O governo do Estado de Mato Grosso do Sul emitiu – nesta sexta-feira (16) – uma nota oficial afirmando que a diminuição das alíquotas do Imposto sobre Circulação de Mercadorias e Serviços (ICMS) nos combustíveis, energia e comunicações gerou uma perda de R$ R$ 58,36 milhões na arrecadação em agosto.
Quem sustenta a tese é a Superintendência de Tributação da Secretaria de Estado de Fazenda (Sefaz-MS), encabeçada por Luiz Renato Adler.
De acordo com o balanço, no mês passado o Estado registrou queda de 24,72% na arrecadação, que baixou de R$ 236 milhões para R$ 177 milhões na comparação com o mesmo período do ano passado.
Segundo o balanço da Sefaz, os números de agosto referem-se às operações de julho, o primeiro mês fechado após as reduções de alíquotas determinadas pela Lei Complementar 194, de 23 de junho.
O maior rombo foi na arrecadação do ICMS dos combustíveis - gasolina, diesel, etanol e gás de cozinha.
A queda foi de 31,49%, saindo de R$ 175,51 milhões em agosto de 2021 para R$ 120,24 milhões em agosto de 2022, resultando em uma perda de mais de R$ 55 milhões.
Em relação à energia elétrica, a arrecadação teve queda de R$ 2,14 milhões, baixando de R$ 31,6 milhões para R$ 29,22 milhões (-7,53%).
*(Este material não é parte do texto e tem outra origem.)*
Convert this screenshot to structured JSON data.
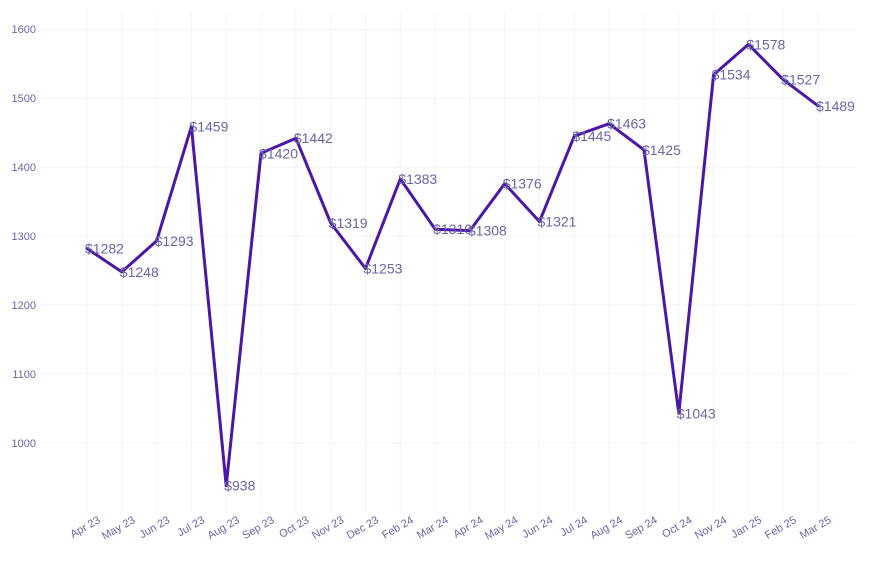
{
  "chart_data": {
    "type": "line",
    "title": "",
    "xlabel": "",
    "ylabel": "",
    "categories": [
      "Apr 23",
      "May 23",
      "Jun 23",
      "Jul 23",
      "Aug 23",
      "Sep 23",
      "Oct 23",
      "Nov 23",
      "Dec 23",
      "Feb 24",
      "Mar 24",
      "Apr 24",
      "May 24",
      "Jun 24",
      "Jul 24",
      "Aug 24",
      "Sep 24",
      "Oct 24",
      "Nov 24",
      "Jan 25",
      "Feb 25",
      "Mar 25"
    ],
    "series": [
      {
        "values": [
          1282,
          1248,
          1293,
          1459,
          938,
          1420,
          1442,
          1319,
          1253,
          1383,
          1310,
          1308,
          1376,
          1321,
          1445,
          1463,
          1425,
          1043,
          1534,
          1578,
          1527,
          1489
        ],
        "labels": [
          "$1282",
          "$1248",
          "$1293",
          "$1459",
          "$938",
          "$1420",
          "$1442",
          "$1319",
          "$1253",
          "$1383",
          "$1310",
          "$1308",
          "$1376",
          "$1321",
          "$1445",
          "$1463",
          "$1425",
          "$1043",
          "$1534",
          "$1578",
          "$1527",
          "$1489"
        ]
      }
    ],
    "ylim": [
      910,
      1625
    ],
    "yticks": [
      1000,
      1100,
      1200,
      1300,
      1400,
      1500,
      1600
    ],
    "grid": true,
    "line_color": "#4b17a8",
    "label_color": "#6a66a8"
  }
}
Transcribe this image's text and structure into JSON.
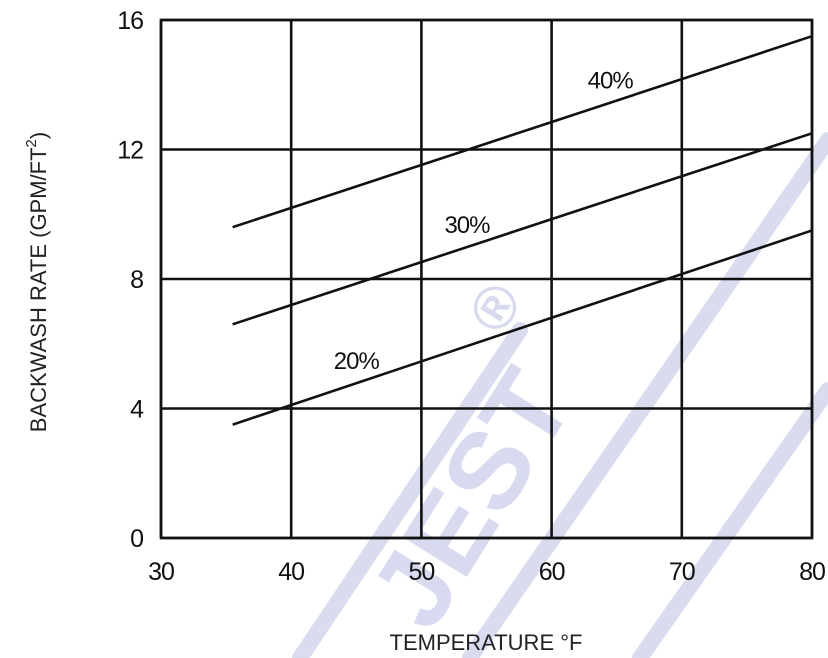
{
  "chart_data": {
    "type": "line",
    "title": "",
    "xlabel": "TEMPERATURE °F",
    "ylabel": "BACKWASH RATE (GPM/FT",
    "ylabel_superscript": "2",
    "ylabel_suffix": ")",
    "xlim": [
      30,
      80
    ],
    "ylim": [
      0,
      16
    ],
    "xticks": [
      30,
      40,
      50,
      60,
      70,
      80
    ],
    "yticks": [
      0,
      4,
      8,
      12,
      16
    ],
    "grid": true,
    "legend": "none",
    "series": [
      {
        "name": "40%",
        "x": [
          35.5,
          80
        ],
        "y": [
          9.6,
          15.5
        ]
      },
      {
        "name": "30%",
        "x": [
          35.5,
          80
        ],
        "y": [
          6.6,
          12.5
        ]
      },
      {
        "name": "20%",
        "x": [
          35.5,
          80
        ],
        "y": [
          3.5,
          9.5
        ]
      }
    ]
  },
  "watermark": {
    "text": "JEST",
    "mark": "®",
    "color": "#d4d8ee"
  }
}
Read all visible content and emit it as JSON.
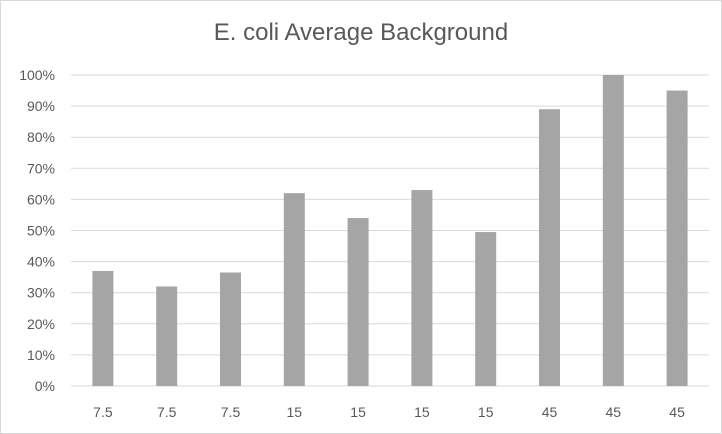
{
  "chart_data": {
    "type": "bar",
    "title": "E. coli Average Background",
    "xlabel": "",
    "ylabel": "",
    "categories": [
      "7.5",
      "7.5",
      "7.5",
      "15",
      "15",
      "15",
      "15",
      "45",
      "45",
      "45"
    ],
    "values": [
      37,
      32,
      36.5,
      62,
      54,
      63,
      49.5,
      89,
      100,
      95
    ],
    "ylim": [
      0,
      100
    ],
    "y_ticks": [
      "0%",
      "10%",
      "20%",
      "30%",
      "40%",
      "50%",
      "60%",
      "70%",
      "80%",
      "90%",
      "100%"
    ],
    "grid": true,
    "legend": "none",
    "colors": {
      "bar": "#a5a5a5",
      "grid": "#d9d9d9",
      "text": "#595959"
    }
  }
}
Já sobre as operações do setor de telecomunicações, o recolhimento diminuiu R$ 950 mil, saindo de R$ 29,20 milhões para R$ 28,25 milhões (-3,25%).
Apesar da queda segmentada, no geral o Estado acumula uma alta na arrecadação de 12,3%, chegando a R$ 11,9 bilhões no período entre janeiro e agosto, ante o mesmo período do ano passado.
Isolando-se o mês de agosto, alta de arrecadação de ICMS é ainda maior: 15,6%, ou R$ 1,6 bilhão, contra R$ 1,3 bilhão de agosto do ano passado.
O alto preço dos alimentos, que não tem nada a ver com a política do governo do Estado, acabou garantindo o gatilho arrecadatório.